111 S.E. 13 | S.C. | 1921
December 13, 1921. The opinion of the Court was delivered by Action for $556.21, the value of a trunk and contents belonging to the plaintiff, and alleged to have been lost in transit.
The main point of contention is in reference to the character of the shipment, interstate, or intrastate, and the applicability *468 of the limitation of $100 recovery in case of loss of baggage. The facts are as follows:
The plaintiff, then unmarried, but engaged to a young man in the army at Camp Jackson, lived at Bristol, Va. It had been arranged between them that she should meet him at Spartanburg, where they would be married. She accordingly left Bristol, Va., on January 22, 1921, buying a ticket and having her trunk checked from Bristol, Va., to Johnson City, Tenn. At the latter point she bought a ticket and had her baggage rechecked to Spartanburg. She arrived at Spartanburg via the Carolina, Clinchfield Ohio Railroad at 6:20 p. m., and, not meeting her fiance there, as was expected, she decided to go on to Columbia. Accordingly she bought a ticket from Spartanburg to Columbia over the defendant's line, and had her trunk checked to Columbia. The trunk was in good order when it was rechecked at Spartanburg, according to plaintiff's testimony, as she says she saw it there at that time. The trunk was not delivered to her physically when she surrendered the other check and had it rechecked to Columbia. She left Spartanburg at 7:20 p. m., remaining there only one hour. On arrival at Columbia a trunk bearing the corresponding check was offered to her, but, not being her trunk, it was refused. Subsequently her trunk was located at Sumter, having been entered and robbed of her entire outfit.
Upon the trial, after the plaintiff and her husband had testified, defendant's counsel, apprehending that the plaintiff's testimony was directed to establishing an intrastate and not an interstate transaction, and not being prepared to meet this issue, moved for a continuance, which was refused. The defendant offered in evidence the baggage tariff limiting recovery to $100, and at the close of the testimony moved that the Court direct a verdict in favor of the plaintiff for $100. This was refused, the presiding *469 Judge holding that the transaction was an intrastate one, and not controlled by the interstate limitation. He directed the jury to find for the plaintiff the value of the lost property. The jury returned a verdict for $550. Defendant appeals and raises these questions: (1) Error in refusing the motion for a continuance; (2) error in not granting the motion for a directed verdict; (3) error in not leaving the issue of interstate or intrastate character of the transaction to the jury.
1. As to the motion for continuance: This was a matter within the discretion of the presiding Judge, which does not appear to have been abused.

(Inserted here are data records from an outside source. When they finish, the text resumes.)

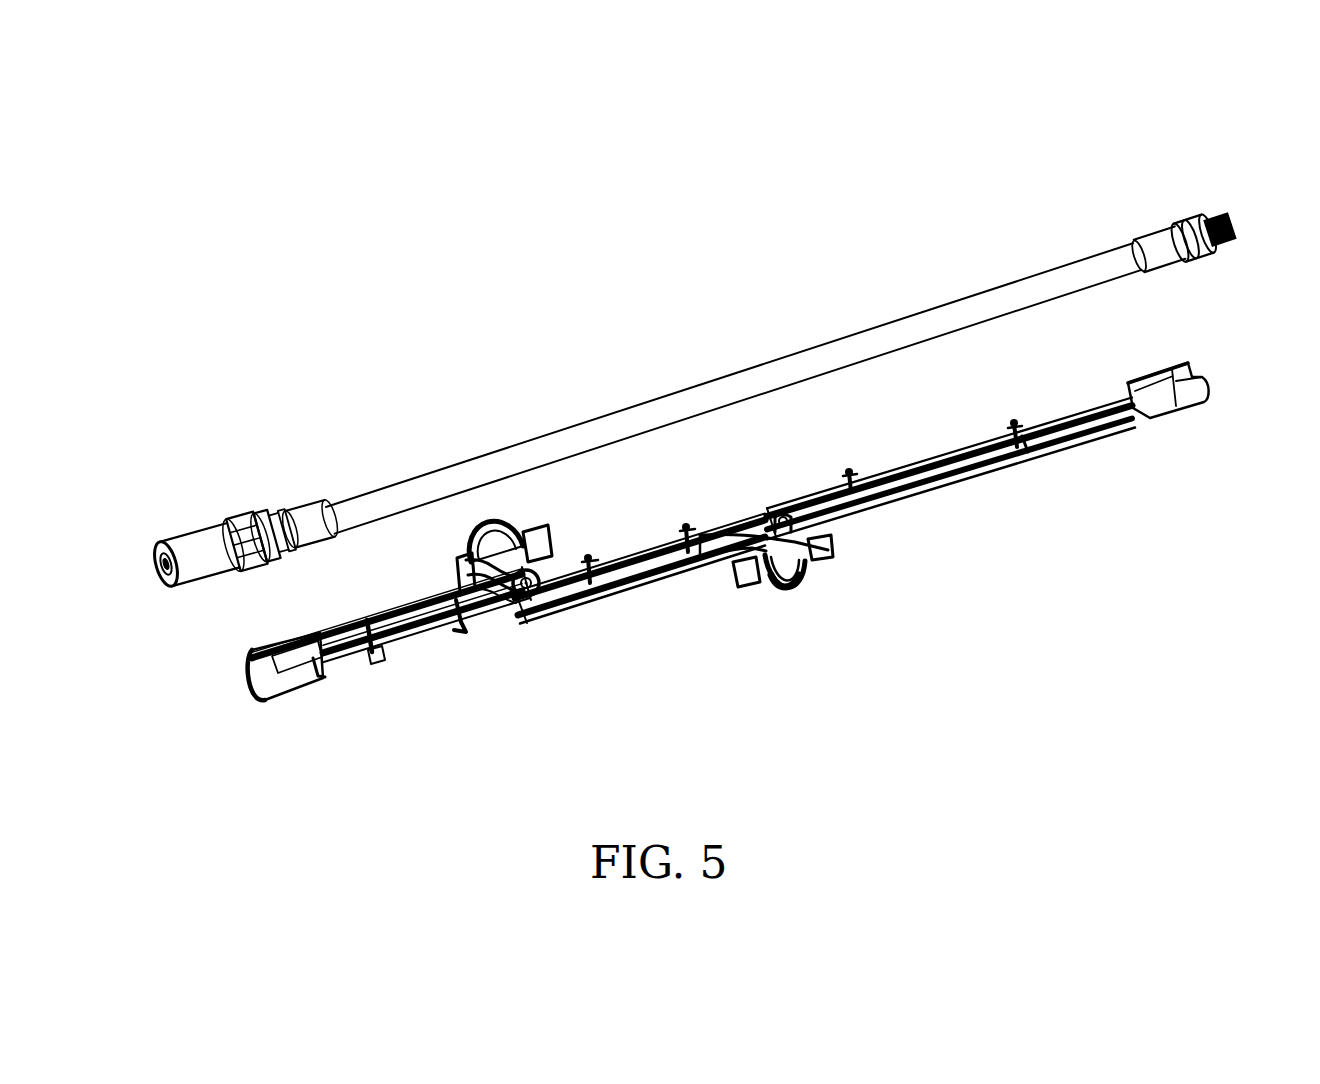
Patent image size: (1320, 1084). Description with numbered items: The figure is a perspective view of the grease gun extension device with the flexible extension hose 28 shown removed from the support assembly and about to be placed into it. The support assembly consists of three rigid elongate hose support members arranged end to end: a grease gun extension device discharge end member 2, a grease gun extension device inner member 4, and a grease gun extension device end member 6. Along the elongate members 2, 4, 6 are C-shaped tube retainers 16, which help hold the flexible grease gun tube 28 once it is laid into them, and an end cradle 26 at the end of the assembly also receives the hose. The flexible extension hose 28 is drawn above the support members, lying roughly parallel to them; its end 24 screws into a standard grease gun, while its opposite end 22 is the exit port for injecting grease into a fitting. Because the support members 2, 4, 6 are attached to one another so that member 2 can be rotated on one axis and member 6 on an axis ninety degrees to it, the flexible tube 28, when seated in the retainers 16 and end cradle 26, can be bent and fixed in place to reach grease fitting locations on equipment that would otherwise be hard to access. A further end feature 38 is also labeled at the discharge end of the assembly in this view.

The grease gun extension device discharge end member 2 is at (522, 643).
The grease gun extension device inner member 4 is at (782, 603).
The grease gun extension device end member 6 is at (1012, 458).
The C-shaped tube retainer 16 is at (850, 470).
The end 22 is at (186, 546).
The end 24 is at (1153, 240).
The end cradle 26 is at (1193, 362).
The flexible extension hose 28 is at (632, 413).
The end boot 38 is at (292, 696).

2. As to the character of the transaction, interstate or intrastate: If the testimony of the plaintiff be true, the journey originally interstate, from Bristol, Va., to Spartanburg, S.C. terminated upon her arrival in Spartanburg. She had the right there to present the check and receive her trunk. Instead of doing this, she decided to make another journey, separate and distinct from her original journey, for it was superinduced by an incident which happened after the original journey had terminated, namely, the failure of her fiance to meet her in Spartanburg. If she had called for her trunk, received it at Spartanburg, left it on the platform until she bought a ticket to Columbia, and then called for a check to Columbia, we do not apprehend that there would be any dispute of the proposition that she had undertaken a new journey, an intrastate one; she did what was equivalent to this when she bought a new ticket and had her baggage rechecked to Columbia. Upon the facts, therefore, testified to by the plaintiff the presiding Judge was right in holding that the journey was intrastate.
3. The third question is embarrassing — the right of the presiding Judge to assume that the plaintiff's testimony was true. Upon principle, it would *470
seem that that was an issue to be determined by the jury, and not by the Judge, and that the absence of conflicting testimony should not affect the question. It is entirely possible that the jury may have concluded that, in view of the vital importance to a full recovery of damages that the character of the journey as an interstate one should be established, some doubt was cast upon the truth and reasonableness, under the circumstances, of the plaintiff's narrative, and declined to accept it as true; a right which the jury unquestionably had. But until the Court is prepared to overrule the cases of Uzzell v. Horn,
The judgment of this Court is that the judgment appealed from be affirmed.